Typically, injury prevention exercises address one of several areas:
- The shoulder (i.e. rotator cuff strengthening exercises)
- The lower back
- Landing mechanics when jumping
- The hamstrings
- Shin splints
- The ankle
First, let’s look at the shoulder. To put it mildly, not only is the shoulder a complex joint but it’s a very crowded space. Combine that with the fact that many people feel that more is better. Often shoulder issues result from a combination of structural issues (can’t do much about that), overuse, and weakness.
One thing we all need to prevent shoulder issues is a balanced strength and conditioning program. That means a lot of rotator cuff and scapula exercises right? Wrong. That means focusing on the back of the body as much as we focus on the front. Many strength and conditioning programs are pressing dominant, with very few pulling exercises. So the first thing to address is to make sure that every pressing exercise has a pulling one to balance it out. A second thing we need are variations of the Olympic lifts (pulls, high pulls, cleans, snatches). Combine these, and you’ve addressed a lot of problems.
Below is an example of a week in a program that I would write for off-season strength and conditioning:
Day One (heavy day):
Back squats
Romanian deadlifts
Bench press
Bent-over rows
Day Two (power day):
Power snatch
Clean pull + power clean
Push jerk
Day Three (off)
Day Four (hypertrophy, upper body):
Incline press
Dips
Pull-ups
One-arm dumbbell rows
Front/side/rear lateral raises
Day Five (lower body hypertrophy):
Split squats
Lunges
Good mornings
Reverse hyperextensions
So, balanced programs are important.
Another thought with this is that often we can address issues with the right fundamental exercises. In other words, instead of “prehab” exercises just doing to right fundamental exercises will get you the injury prevention benefits that you want. For example, with the hamstrings incorporating Romanian deadlifts, goodmornings or other hip extension exercises can help to prevent those hamstring strains that sprinting athletes experience.
Now, let’s say that rotator cuff exercises are going to be needed. First, keep in mind that these exercises are meant to be high volume exercises with a very small load. Performing them with extremely heavy weights is going to create the problems you are using the exercises to prevent. Second, a lot of this can be incorporated into a comprehensive warm-up without devoting a lot of training time to it.
Core training, lower back exercises, hamstrings, drills where you work on sticking the landing in a jump, shin strengthening, and ankle exercises all fit great into a warm up.
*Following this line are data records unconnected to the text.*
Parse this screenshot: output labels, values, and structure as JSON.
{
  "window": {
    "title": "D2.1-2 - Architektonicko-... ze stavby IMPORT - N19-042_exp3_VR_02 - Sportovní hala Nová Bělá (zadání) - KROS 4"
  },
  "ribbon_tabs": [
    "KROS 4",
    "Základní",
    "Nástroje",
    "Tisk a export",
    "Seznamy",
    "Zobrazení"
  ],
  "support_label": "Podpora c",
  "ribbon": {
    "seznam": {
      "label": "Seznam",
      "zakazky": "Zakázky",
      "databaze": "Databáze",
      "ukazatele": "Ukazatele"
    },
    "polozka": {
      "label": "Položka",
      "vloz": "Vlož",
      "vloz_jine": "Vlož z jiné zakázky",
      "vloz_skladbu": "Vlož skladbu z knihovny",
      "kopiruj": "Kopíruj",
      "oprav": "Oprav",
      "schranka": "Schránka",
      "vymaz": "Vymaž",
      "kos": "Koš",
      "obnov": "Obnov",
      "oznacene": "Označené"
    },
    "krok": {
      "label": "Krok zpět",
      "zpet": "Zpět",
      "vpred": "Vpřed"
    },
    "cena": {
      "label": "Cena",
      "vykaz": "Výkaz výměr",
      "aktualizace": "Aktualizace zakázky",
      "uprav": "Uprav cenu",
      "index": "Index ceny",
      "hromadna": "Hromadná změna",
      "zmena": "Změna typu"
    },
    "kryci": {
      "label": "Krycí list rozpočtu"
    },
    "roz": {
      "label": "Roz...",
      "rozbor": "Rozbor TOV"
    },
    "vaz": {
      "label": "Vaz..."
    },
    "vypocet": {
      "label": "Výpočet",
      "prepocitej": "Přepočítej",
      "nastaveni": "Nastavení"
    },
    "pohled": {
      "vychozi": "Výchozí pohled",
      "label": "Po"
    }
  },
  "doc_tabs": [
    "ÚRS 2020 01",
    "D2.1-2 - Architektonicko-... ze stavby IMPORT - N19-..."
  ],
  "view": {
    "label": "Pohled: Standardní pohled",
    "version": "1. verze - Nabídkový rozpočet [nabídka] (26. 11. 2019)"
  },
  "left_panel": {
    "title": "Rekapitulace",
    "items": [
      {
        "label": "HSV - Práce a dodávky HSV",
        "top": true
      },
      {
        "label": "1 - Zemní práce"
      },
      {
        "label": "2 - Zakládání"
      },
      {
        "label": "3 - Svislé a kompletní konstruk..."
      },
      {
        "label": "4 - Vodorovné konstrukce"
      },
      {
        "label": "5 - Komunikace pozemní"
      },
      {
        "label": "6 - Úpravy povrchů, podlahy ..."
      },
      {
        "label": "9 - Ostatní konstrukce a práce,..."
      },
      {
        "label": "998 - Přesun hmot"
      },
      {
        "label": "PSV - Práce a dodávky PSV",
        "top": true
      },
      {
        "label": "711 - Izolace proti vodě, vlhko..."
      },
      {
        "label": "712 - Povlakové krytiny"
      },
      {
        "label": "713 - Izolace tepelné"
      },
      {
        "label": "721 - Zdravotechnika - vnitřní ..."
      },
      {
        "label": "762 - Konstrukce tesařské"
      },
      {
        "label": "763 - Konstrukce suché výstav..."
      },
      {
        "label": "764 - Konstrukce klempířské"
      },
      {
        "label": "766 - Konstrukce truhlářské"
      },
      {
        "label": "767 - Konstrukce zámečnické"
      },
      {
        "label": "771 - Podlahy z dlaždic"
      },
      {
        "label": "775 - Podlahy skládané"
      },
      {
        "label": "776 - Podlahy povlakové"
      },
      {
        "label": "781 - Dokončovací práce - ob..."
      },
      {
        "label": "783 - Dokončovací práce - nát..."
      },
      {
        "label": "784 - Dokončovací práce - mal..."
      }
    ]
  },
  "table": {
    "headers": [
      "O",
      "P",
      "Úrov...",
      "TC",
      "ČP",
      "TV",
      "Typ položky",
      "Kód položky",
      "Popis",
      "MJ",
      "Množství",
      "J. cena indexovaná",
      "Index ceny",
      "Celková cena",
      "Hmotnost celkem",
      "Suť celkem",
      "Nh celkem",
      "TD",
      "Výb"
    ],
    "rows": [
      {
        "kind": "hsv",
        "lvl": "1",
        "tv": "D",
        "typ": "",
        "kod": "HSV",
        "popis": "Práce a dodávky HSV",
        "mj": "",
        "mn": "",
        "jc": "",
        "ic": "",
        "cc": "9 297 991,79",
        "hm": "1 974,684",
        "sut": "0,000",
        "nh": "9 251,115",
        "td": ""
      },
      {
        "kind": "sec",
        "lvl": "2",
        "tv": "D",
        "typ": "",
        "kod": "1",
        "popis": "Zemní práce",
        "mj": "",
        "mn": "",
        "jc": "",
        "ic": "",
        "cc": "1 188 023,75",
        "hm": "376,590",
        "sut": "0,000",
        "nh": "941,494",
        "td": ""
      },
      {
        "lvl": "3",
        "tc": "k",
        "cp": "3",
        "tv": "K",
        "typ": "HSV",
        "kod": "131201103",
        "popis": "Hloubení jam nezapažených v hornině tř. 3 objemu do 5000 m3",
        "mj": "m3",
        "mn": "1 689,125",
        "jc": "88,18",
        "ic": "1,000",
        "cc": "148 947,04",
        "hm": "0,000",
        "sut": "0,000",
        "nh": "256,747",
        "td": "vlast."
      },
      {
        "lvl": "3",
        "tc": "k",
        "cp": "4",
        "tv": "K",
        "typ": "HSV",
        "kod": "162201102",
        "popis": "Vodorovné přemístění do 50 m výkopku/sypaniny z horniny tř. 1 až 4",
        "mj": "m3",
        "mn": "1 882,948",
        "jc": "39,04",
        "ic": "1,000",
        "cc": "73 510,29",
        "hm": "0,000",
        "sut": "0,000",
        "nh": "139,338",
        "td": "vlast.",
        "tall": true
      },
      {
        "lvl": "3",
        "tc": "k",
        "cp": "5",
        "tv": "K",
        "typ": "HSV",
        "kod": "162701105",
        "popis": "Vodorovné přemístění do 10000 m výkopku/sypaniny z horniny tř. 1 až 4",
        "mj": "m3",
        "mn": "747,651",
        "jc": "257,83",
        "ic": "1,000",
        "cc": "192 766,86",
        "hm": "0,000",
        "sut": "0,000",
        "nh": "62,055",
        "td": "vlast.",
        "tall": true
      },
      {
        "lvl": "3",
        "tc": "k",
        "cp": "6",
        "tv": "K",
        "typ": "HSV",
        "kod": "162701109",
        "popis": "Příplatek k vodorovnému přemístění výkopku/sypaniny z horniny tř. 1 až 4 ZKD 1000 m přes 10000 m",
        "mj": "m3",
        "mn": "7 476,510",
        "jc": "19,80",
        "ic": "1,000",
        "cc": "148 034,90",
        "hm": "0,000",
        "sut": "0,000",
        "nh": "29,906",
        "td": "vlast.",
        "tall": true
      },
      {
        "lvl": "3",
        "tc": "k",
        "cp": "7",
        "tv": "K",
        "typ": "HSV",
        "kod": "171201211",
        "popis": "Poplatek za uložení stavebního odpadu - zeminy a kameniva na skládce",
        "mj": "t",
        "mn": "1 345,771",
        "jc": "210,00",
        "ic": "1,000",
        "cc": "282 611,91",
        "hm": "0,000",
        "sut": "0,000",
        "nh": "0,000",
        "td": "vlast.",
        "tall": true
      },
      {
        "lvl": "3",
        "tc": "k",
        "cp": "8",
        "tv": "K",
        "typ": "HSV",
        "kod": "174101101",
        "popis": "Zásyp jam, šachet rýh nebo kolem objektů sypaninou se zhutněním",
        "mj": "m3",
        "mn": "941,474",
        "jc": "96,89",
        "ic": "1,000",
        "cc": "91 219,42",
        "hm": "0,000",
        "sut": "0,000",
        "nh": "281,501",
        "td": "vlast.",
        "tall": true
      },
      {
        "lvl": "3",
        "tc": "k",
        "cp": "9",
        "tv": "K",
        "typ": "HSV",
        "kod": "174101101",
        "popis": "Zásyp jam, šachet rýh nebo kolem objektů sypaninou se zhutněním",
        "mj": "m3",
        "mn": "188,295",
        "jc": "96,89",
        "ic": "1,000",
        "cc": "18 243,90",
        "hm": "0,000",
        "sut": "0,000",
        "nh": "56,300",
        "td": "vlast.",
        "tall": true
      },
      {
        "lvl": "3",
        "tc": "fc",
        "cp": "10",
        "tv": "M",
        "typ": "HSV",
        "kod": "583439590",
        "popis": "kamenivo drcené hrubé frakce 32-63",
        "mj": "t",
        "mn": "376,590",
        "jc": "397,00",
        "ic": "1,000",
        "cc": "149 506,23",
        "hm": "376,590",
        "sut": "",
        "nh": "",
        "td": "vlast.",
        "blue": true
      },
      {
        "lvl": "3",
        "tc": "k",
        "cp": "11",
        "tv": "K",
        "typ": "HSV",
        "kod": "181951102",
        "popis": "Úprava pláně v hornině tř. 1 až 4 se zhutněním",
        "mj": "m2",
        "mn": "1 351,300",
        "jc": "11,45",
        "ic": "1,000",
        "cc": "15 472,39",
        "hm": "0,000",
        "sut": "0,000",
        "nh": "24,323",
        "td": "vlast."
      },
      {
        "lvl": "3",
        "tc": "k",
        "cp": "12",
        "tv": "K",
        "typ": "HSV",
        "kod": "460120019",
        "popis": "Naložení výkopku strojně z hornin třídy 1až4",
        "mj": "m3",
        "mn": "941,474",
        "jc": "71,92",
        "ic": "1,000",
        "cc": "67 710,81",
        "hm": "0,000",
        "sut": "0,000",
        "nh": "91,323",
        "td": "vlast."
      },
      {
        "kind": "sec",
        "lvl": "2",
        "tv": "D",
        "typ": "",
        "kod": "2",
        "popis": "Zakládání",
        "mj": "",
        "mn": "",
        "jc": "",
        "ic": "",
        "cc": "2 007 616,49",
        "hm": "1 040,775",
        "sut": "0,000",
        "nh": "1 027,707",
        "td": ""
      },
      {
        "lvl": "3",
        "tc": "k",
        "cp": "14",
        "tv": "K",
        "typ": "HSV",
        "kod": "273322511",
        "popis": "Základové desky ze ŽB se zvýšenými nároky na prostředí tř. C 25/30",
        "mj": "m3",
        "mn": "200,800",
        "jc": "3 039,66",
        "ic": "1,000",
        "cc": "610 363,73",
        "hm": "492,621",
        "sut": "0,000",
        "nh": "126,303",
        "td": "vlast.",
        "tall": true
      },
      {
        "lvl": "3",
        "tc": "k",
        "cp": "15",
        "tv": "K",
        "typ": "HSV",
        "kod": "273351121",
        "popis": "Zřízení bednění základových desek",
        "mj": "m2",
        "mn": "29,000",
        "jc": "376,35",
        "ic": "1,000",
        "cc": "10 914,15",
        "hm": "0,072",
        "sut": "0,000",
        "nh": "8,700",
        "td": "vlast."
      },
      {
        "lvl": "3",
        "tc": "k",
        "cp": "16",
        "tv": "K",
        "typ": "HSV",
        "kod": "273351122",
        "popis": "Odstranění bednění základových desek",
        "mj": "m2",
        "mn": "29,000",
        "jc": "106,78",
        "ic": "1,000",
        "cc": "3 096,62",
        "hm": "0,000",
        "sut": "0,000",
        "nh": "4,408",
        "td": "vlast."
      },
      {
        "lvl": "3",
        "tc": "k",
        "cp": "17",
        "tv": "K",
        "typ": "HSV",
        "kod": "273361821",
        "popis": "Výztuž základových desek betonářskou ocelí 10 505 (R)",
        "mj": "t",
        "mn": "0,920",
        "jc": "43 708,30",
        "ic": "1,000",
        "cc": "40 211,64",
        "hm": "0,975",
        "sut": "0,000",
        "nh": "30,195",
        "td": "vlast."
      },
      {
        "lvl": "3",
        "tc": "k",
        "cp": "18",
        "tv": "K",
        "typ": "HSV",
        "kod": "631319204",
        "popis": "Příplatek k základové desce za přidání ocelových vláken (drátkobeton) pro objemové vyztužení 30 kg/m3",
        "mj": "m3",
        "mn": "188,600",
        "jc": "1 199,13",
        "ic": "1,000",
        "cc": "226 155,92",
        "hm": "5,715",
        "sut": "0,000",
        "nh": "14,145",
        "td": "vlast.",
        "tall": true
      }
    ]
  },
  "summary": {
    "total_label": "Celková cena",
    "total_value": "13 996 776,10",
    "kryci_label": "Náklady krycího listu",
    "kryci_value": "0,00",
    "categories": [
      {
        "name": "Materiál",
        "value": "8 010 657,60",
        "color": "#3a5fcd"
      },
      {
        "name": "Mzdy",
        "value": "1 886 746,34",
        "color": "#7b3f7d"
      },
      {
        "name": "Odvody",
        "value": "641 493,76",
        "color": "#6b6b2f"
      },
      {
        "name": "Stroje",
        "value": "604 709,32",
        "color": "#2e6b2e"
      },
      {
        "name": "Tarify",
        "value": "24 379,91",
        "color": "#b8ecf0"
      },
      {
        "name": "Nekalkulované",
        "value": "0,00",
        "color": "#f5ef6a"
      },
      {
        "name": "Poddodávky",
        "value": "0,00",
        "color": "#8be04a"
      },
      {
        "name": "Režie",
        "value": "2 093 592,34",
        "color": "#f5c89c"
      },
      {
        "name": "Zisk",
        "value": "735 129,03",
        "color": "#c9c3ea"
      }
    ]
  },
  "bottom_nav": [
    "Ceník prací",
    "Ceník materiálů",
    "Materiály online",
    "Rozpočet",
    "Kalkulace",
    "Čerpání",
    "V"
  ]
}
Below is an unorthodox take on all of that and a sample circuit:
Jump rope
Plank
Kettlebell swings
Side plank
Heavy rope jumping jacks
Lunges
Squat jumps (stick the landing)
Inchworms
Ankle hops
The circuit above addresses just about everything that we’re concerned with and serves as a great, comprehensive, general warm-up before a strength training session.
Obviously if an athlete has an injury history, then we’re going to approach things differently. But for the majority of athletes, I don’t know that we’re making the best use of their time, especially in a team setting, by overloading them with prehab exercises.